As I was stomping on my laundry to get the dirt out, I heard, “Golo, golo, ñin komputa miña bola kal.” It was my was-uncle who is working on the Old Testament translation team. He had come to me earlier and said that he wasn’t able to get his computer to save his work. I had worked with him yesterday, but had not been able to recreate what the problem was so I told him the next time he had the problem to put the computer on hibernate and come see me. I explained that I was doing my laundry and that once I had the clothes out in the sun I would come help him. I finished washing my clothes in the tub and rinsed them and hung them on the line that I put up in front of the house. I have the line in a loop attached to two pulleys so I can pull the line and the clothes get hung up under my eaves. This protects them from any sudden rain storms as long as the wind is not too strong.
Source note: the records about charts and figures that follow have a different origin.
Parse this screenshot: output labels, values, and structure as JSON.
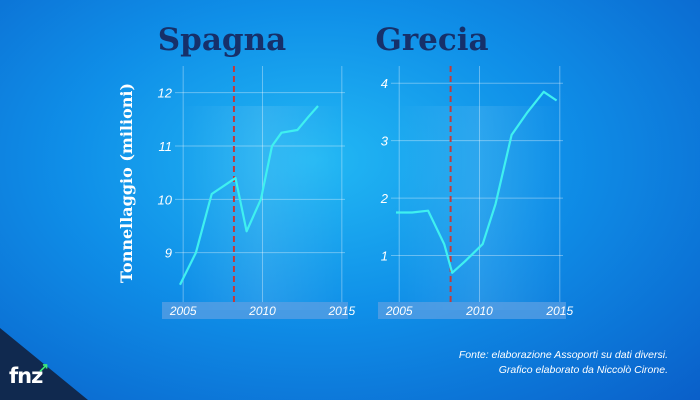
{
  "ylabel": "Tonnellaggio (milioni)",
  "source_lines": [
    "Fonte: elaborazione Assoporti su dati diversi.",
    "Grafico elaborato da Niccolò Cirone."
  ],
  "logo": {
    "text": "fnz",
    "icon": "arrow-up-right-icon"
  },
  "colors": {
    "line": "#3ff0f0",
    "marker": "#c43a3a",
    "title": "#16306a",
    "axis_band": "#5b9fe3"
  },
  "chart_data": [
    {
      "type": "line",
      "title": "Spagna",
      "ylabel": "Tonnellaggio (milioni)",
      "x": [
        2004.8,
        2005.8,
        2006.8,
        2007.8,
        2008.3,
        2009.0,
        2009.9,
        2010.6,
        2011.2,
        2012.2,
        2012.9,
        2013.5
      ],
      "values": [
        8.4,
        9.0,
        10.1,
        10.3,
        10.4,
        9.4,
        10.0,
        11.0,
        11.25,
        11.3,
        11.55,
        11.75
      ],
      "xticks": [
        2005,
        2010,
        2015
      ],
      "yticks": [
        9,
        10,
        11,
        12
      ],
      "xlim": [
        2004.8,
        2015.2
      ],
      "ylim": [
        8.3,
        12.5
      ],
      "marker_x": 2008.2,
      "grid": true
    },
    {
      "type": "line",
      "title": "Grecia",
      "ylabel": "",
      "x": [
        2004.8,
        2005.8,
        2006.8,
        2007.8,
        2008.3,
        2009.1,
        2010.2,
        2011.0,
        2012.0,
        2013.0,
        2014.0,
        2014.8
      ],
      "values": [
        1.75,
        1.75,
        1.78,
        1.2,
        0.7,
        0.9,
        1.2,
        1.9,
        3.1,
        3.5,
        3.85,
        3.7
      ],
      "xticks": [
        2005,
        2010,
        2015
      ],
      "yticks": [
        1,
        2,
        3,
        4
      ],
      "xlim": [
        2004.8,
        2015.2
      ],
      "ylim": [
        0.4,
        4.3
      ],
      "marker_x": 2008.2,
      "grid": true
    }
  ]
}
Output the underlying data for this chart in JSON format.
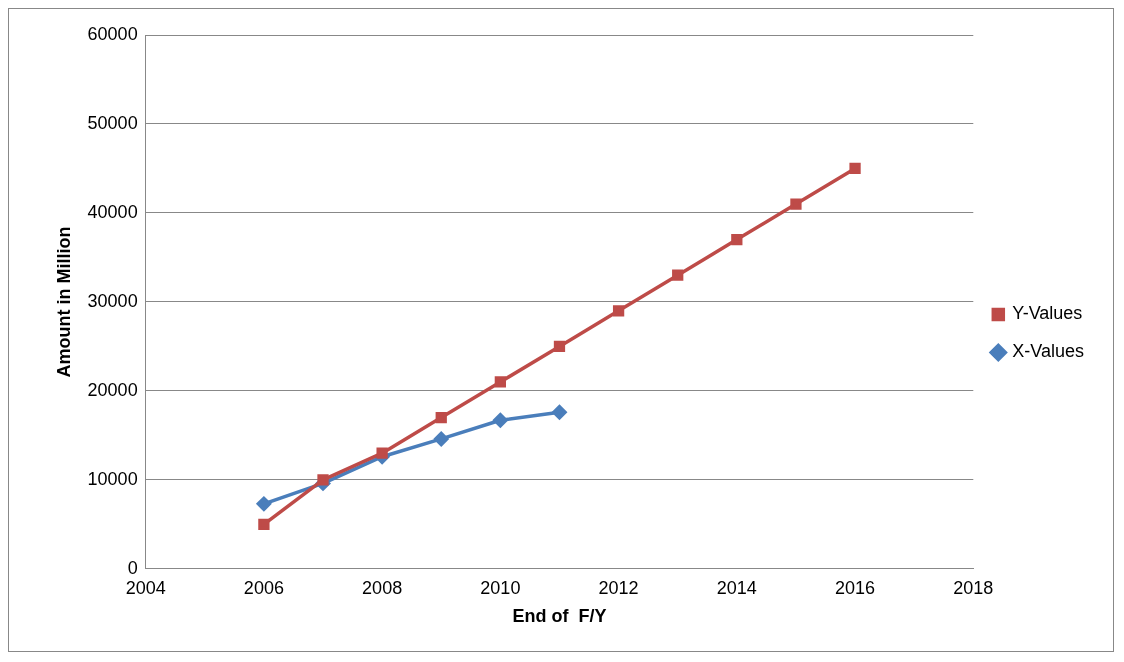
{
  "chart_data": {
    "type": "line",
    "xlabel": "End of  F/Y",
    "ylabel": "Amount in Million",
    "xlim": [
      2004,
      2018
    ],
    "xticks": [
      2004,
      2006,
      2008,
      2010,
      2012,
      2014,
      2016,
      2018
    ],
    "ylim": [
      0,
      60000
    ],
    "yticks": [
      0,
      10000,
      20000,
      30000,
      40000,
      50000,
      60000
    ],
    "grid": "y",
    "legend": "right",
    "line_style": "solid",
    "series": [
      {
        "name": "X-Values",
        "color": "#4a7ebb",
        "marker": "diamond",
        "x": [
          2006,
          2007,
          2008,
          2009,
          2010,
          2011
        ],
        "values": [
          7300,
          9600,
          12600,
          14600,
          16700,
          17600
        ]
      },
      {
        "name": "Y-Values",
        "color": "#be4b48",
        "marker": "square",
        "x": [
          2006,
          2007,
          2008,
          2009,
          2010,
          2011,
          2012,
          2013,
          2014,
          2015,
          2016
        ],
        "values": [
          5000,
          10000,
          13000,
          17000,
          21000,
          25000,
          29000,
          33000,
          37000,
          41000,
          45000
        ]
      }
    ]
  }
}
Then I went to see my was-uncle at the translation office. I had him show me what he was doing. We discovered that the problem was that when he saved he typed Sam 100:1-5, but the computer did not allow (:) in the file name, therefore he was getting an error message and it wasn’t saving. I explained the problem to him and showed him that he should type Sam 100.1-5 and it would save. I was so glad that it was a simple fix; however, it’s sad to realize that he’d been struggling with this for about 2 months because he had no one to help him. I headed back to my house and mixed up my bread for it to rise as I write this story. Whew! All this happened before 10 this morning.
Not every morning is exciting as this, but generally there are things that come up and that pushes back the work that was planned for the day.
Jill is a Bible translator among the Ap Ma language.